In the first phase of the project in 2018, 60 elephants were moved 1 700km from De Beers Group’s Venetia Limpopo Nature Reserve in South Africa to Mozambique.

A member of the elephant translocation team carefully loads a sedated elephant on to the truck that will take it to its new home

The 60 elephants were transported last July to Zinave National Park in central Mozambique.
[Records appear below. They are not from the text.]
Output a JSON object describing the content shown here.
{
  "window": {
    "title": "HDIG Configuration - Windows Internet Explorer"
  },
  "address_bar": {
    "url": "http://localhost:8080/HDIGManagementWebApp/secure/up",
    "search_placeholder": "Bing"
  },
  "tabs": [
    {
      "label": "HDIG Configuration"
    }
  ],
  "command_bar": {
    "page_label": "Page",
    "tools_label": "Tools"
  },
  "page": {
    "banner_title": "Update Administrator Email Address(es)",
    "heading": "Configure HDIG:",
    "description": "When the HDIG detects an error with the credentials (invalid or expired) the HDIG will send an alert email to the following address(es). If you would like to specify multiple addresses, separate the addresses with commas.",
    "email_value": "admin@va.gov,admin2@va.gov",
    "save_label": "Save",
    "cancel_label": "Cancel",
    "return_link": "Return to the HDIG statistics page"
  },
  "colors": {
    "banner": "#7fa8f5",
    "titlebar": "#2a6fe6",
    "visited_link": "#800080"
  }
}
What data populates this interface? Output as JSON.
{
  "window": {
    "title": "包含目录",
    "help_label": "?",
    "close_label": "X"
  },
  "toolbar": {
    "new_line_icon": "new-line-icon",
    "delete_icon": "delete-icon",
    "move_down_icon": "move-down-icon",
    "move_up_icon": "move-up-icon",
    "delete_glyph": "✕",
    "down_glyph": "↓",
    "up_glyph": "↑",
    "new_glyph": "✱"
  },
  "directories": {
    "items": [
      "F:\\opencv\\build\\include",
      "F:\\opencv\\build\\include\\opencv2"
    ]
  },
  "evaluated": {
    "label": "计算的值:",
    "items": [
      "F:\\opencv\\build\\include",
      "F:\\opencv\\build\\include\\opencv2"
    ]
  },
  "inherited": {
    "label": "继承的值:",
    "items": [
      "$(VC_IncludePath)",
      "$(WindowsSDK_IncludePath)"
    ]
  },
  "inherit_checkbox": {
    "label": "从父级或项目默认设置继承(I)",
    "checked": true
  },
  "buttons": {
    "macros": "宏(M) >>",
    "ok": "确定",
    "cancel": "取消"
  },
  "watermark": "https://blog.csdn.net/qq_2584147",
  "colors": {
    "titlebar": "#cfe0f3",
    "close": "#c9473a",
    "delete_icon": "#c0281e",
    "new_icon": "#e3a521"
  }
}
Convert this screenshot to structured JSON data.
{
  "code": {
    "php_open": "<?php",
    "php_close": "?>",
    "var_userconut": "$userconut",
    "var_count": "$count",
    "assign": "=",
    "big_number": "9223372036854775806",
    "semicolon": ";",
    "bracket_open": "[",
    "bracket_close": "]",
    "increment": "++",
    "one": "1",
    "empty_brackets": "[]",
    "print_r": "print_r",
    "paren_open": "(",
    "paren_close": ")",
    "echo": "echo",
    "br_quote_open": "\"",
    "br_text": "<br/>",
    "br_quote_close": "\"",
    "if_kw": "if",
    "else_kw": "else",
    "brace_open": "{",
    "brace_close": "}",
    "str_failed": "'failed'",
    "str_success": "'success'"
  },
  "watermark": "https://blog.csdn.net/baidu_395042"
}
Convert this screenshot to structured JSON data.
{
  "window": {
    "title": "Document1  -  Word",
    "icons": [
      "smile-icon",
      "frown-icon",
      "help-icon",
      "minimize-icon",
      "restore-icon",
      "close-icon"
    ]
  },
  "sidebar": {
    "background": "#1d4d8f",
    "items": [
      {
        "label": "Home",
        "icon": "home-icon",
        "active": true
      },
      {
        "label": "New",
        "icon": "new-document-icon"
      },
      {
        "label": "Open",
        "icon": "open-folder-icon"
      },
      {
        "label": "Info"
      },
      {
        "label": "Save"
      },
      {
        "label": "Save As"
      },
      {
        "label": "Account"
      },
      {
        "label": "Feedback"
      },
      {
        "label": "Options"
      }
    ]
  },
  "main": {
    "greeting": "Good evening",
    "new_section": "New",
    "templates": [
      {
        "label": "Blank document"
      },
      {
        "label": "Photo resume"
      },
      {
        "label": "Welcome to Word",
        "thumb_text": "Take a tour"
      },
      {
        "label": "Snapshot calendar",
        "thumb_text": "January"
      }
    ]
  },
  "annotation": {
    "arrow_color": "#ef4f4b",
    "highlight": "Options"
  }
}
Another 150 elephants will be moved to conservation areas within Mozambique from this year.

De Beers Group has partnered with the Peace Parks Foundation, a leading nonprofit organisation focusing on the preservation of large functional cross-border ecosystems, to carry out the initiative.

Through formal agreements with Mozambique’s National Administration for Conservation Areas, the Peace Parks Foundation co-manages Zinave National Park, which is an integral component of the Great Limpopo Transfrontier Conservation Area.

The Peace Parks Foundation will assist De Beers Group with the translocation, ensuring the elephants’ social groups aren’t disturbed and that they flourish in their new habitat through ongoing monitoring of their wellbeing and enhanced protection efforts.

Covering 32 000 hectares and established in the early 1990s, Venetia Limpopo Nature Reserve can accommodate about 70 elephants without adverse impacts on the surrounding ecosystem.

However, before the first phase of the project, there were more than 270 elephants on the reserve as a result of natural population growth.

Kester Vickery of Conservation Solutions manoeuvres a sedated elephant into position before it can be moved.

By contrast, wildlife populations in Zinave National Park, which was founded in the 1960s, were critically depleted during Mozambique’s 15-year civil war. The park offers significant carrying capacity for large numbers of elephants across its 408 000 hectares and is currently home to only about 110 of them.

As part of its investment, De Beers Group is also providing the Peace Parks Foundation with R7.4 million over five years to help fund antipoaching support measures, which will include the hiring and training of new park rangers, and the opening of new access roads to increase patrol coverage.